Monday, December 11, 2006

Singing the Doxology...

... is what I'm doing now that my student teacher, moronic Mr. X, has left.

I know, I know, it's sacrilegious, but it's how I feel.

He just blew to hell in two weeks what took me the first 12 weeks of school to set up.

Argh.

Thank goodness break is in four days.

Saturday, December 02, 2006

Well, it's done

I can't really say how it went, the interview I mean.

Lots of research done by yours truly on the educational system in all four UK countries, went over again my essay as to why I wanted to be a Fulbright exchange teacher and they asked about... discipline. Yep. Kept throwing possible situations at me, such as "well, you could end up in the inner city, how would you handle a violent student?" and "What if you have students who are taught by their parents to be militant?"

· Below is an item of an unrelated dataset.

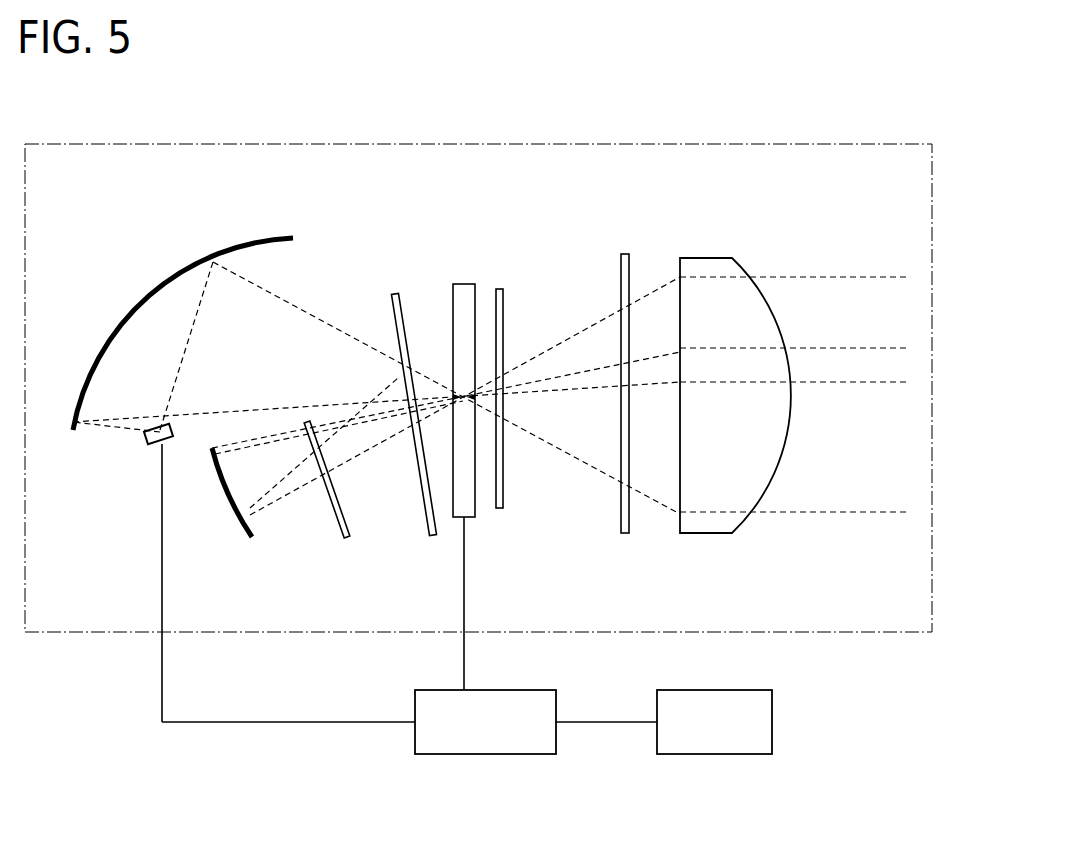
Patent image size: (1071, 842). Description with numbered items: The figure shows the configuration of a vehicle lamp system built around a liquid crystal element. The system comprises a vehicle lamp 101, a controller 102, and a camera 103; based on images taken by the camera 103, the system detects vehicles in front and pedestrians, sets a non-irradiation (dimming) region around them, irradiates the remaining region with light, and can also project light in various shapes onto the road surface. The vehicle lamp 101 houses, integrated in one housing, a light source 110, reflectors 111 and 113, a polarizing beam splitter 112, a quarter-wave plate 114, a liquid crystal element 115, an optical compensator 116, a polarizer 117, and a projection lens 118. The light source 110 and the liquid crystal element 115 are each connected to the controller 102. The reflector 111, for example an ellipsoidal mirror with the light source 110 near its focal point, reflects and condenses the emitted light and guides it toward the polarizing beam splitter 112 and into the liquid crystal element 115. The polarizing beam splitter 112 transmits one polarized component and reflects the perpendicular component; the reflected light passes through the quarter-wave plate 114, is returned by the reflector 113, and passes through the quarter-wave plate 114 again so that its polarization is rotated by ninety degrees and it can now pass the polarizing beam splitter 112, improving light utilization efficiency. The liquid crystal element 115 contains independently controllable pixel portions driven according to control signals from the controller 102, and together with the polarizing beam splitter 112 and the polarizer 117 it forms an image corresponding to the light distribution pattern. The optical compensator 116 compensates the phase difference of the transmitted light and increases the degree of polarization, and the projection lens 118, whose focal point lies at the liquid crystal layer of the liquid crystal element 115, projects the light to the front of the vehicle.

Weird questions, but I did my best. What I was really thinking was, "huh. Would I really be matched with someone teaching in a school so radically different from mine?"

Then I was asked about my finances; if I had savings and if I realized that the UK was twice as expensive as the USA. Geez. I happen to live in a VERY expensive part of California, which happens to be an expensive state anyway. Were they saying that if a bag of rice cost two dollars here, it would cost four dollars there?

And then, they asked me what I would do in a school situation where there were no books and no technology available. Again I thought, "Huh?" I know schools like this exist, both here and there, but wow... do the teachers that apply to the Fulbright program teach in schools like that?

Perhaps I was naive, but I don't think that's it. The panel interview is run by former Fulbright teachers; at times it seems as if they were talking more about themselves, rather than interested in my answers to their questions.

I did my best, and although I'm sure I'll mull over this for a while, there's nothing I can do now except wait.

February feels a long way off right now.